29 Paulus benadrukte de basis voor eenheid als volgt: ‘Er is één lichaam en één geest, zoals jullie werden geroepen tot de ene hoop van jullie roeping, één Heer, één geloof, één doop, één God en Vader van allen, die boven allen en door allen en in allen is’ (Ef. 4:4-6). Daaruit blijkt duidelijk dat er eenheid nodig is in het begrip van zowel de basisleerstellingen van de Bijbel als het diepere Bijbelse onderwijs, in erkenning van Jehovah’s soevereiniteit. Jehovah heeft zijn volk de zuivere taal van de waarheid gegeven, zodat ze schouder aan schouder kunnen dienen (Zef. 3:9).

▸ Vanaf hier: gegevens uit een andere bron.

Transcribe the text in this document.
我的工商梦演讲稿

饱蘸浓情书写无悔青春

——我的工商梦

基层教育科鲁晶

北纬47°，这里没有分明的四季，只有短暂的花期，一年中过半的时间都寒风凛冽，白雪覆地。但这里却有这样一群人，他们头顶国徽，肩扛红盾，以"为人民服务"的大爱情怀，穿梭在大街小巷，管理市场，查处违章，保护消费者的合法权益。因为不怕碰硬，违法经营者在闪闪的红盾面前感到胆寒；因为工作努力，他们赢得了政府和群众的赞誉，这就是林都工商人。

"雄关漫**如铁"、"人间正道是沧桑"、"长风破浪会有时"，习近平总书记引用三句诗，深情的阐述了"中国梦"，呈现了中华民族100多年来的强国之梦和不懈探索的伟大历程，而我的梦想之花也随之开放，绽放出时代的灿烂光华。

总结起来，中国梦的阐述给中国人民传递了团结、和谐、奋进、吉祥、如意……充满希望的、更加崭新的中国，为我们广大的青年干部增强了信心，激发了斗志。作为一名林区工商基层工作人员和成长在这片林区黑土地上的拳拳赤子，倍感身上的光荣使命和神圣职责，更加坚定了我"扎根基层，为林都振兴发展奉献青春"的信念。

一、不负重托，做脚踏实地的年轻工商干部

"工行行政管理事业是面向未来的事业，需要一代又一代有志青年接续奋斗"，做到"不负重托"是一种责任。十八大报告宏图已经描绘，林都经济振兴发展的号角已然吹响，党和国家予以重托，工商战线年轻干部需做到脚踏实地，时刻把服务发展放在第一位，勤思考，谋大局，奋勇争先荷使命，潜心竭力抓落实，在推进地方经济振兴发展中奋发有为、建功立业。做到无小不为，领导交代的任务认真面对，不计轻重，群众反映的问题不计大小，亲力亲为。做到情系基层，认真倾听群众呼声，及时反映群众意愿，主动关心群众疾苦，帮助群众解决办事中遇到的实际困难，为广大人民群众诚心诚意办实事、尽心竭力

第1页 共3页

30 De eenheid en vrede van de christelijke gemeente is een bron van aanmoediging voor alle aanbidders van Jehovah. We hebben de vervulling van Jehovah’s belofte ondervonden: ‘Ik zal ze verenigen, als schapen in de kooi’ (Micha 2:12). We willen die vreedzame eenheid behouden door aan Jehovah’s rechtvaardige normen vast te houden.

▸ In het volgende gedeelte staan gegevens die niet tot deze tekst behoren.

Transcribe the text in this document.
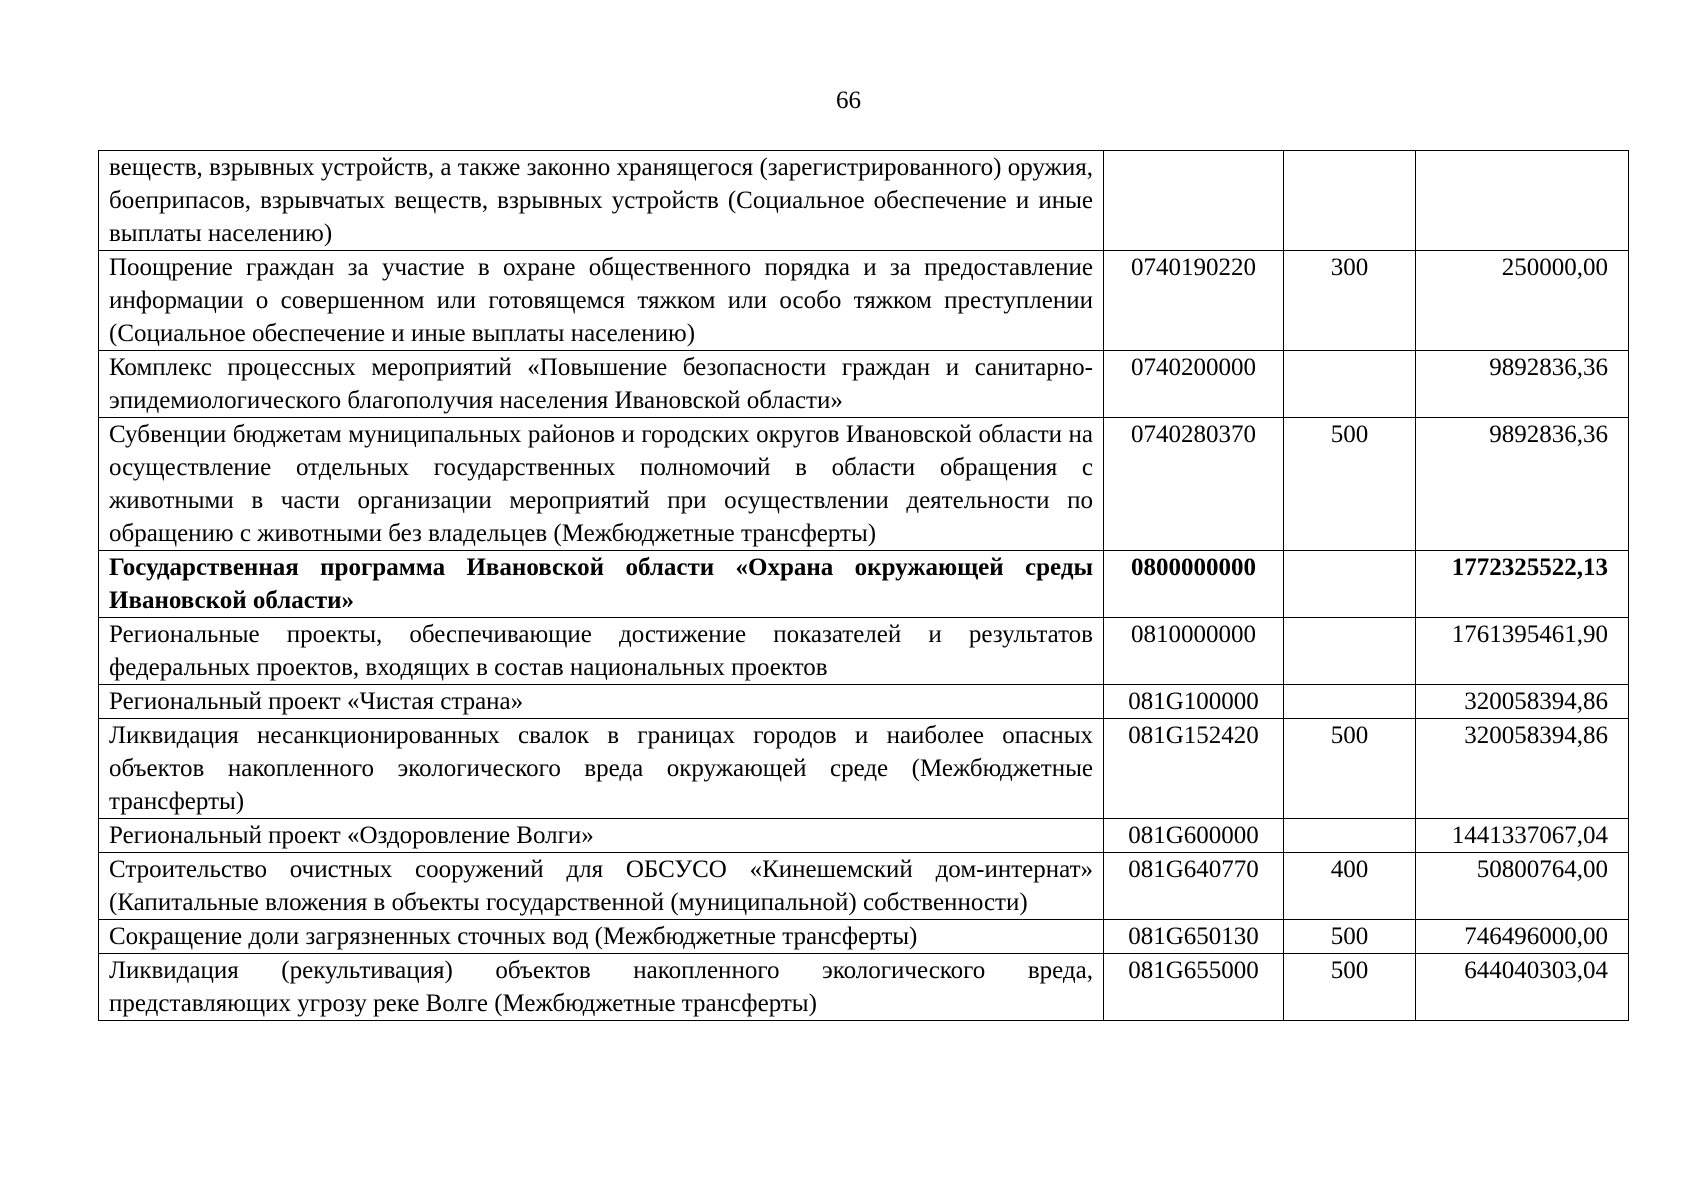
66
веществ, взрывных устройств, а также законно хранящегося (зарегистрированного) оружия, боеприпасов, взрывчатых веществ, взрывных устройств (Социальное обеспечение и иные выплаты населению)			
Поощрение граждан за участие в охране общественного порядка и за предоставление информации о совершенном или готовящемся тяжком или особо тяжком преступлении (Социальное обеспечение и иные выплаты населению)	0740190220	300	250000,00
Комплекс процессных мероприятий «Повышение безопасности граждан и санитарно-эпидемиологического благополучия населения Ивановской области»	0740200000		9892836,36
Субвенции бюджетам муниципальных районов и городских округов Ивановской области на осуществление отдельных государственных полномочий в области обращения с животными в части организации мероприятий при осуществлении деятельности по обращению с животными без владельцев (Межбюджетные трансферты)	0740280370	500	9892836,36
Государственная программа Ивановской области «Охрана окружающей среды Ивановской области»	0800000000		1772325522,13
Региональные проекты, обеспечивающие достижение показателей и результатов федеральных проектов, входящих в состав национальных проектов	0810000000		1761395461,90
Региональный проект «Чистая страна»	081G100000		320058394,86
Ликвидация несанкционированных свалок в границах городов и наиболее опасных объектов накопленного экологического вреда окружающей среде (Межбюджетные трансферты)	081G152420	500	320058394,86
Региональный проект «Оздоровление Волги»	081G600000		1441337067,04
Строительство очистных сооружений для ОБСУСО «Кинешемский дом-интернат» (Капитальные вложения в объекты государственной (муниципальной) собственности)	081G640770	400	50800764,00
Сокращение доли загрязненных сточных вод (Межбюджетные трансферты)	081G650130	500	746496000,00
Ликвидация (рекультивация) объектов накопленного экологического вреда, представляющих угрозу реке Волге (Межбюджетные трансферты)	081G655000	500	644040303,04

31 Iedereen die in de reine gemeente van Jehovah is opgenomen, is gelukkig te noemen! Alleen al het voorrecht Jehovah’s naam te dragen, is alle mogelijke offers waard. We zullen er ijverig naar streven aan Jehovah’s rechtvaardige normen vast te houden en die aan anderen aan te bevelen, zodat we onze kostbare band met Jehovah kunnen behouden (2 Kor. 3:18).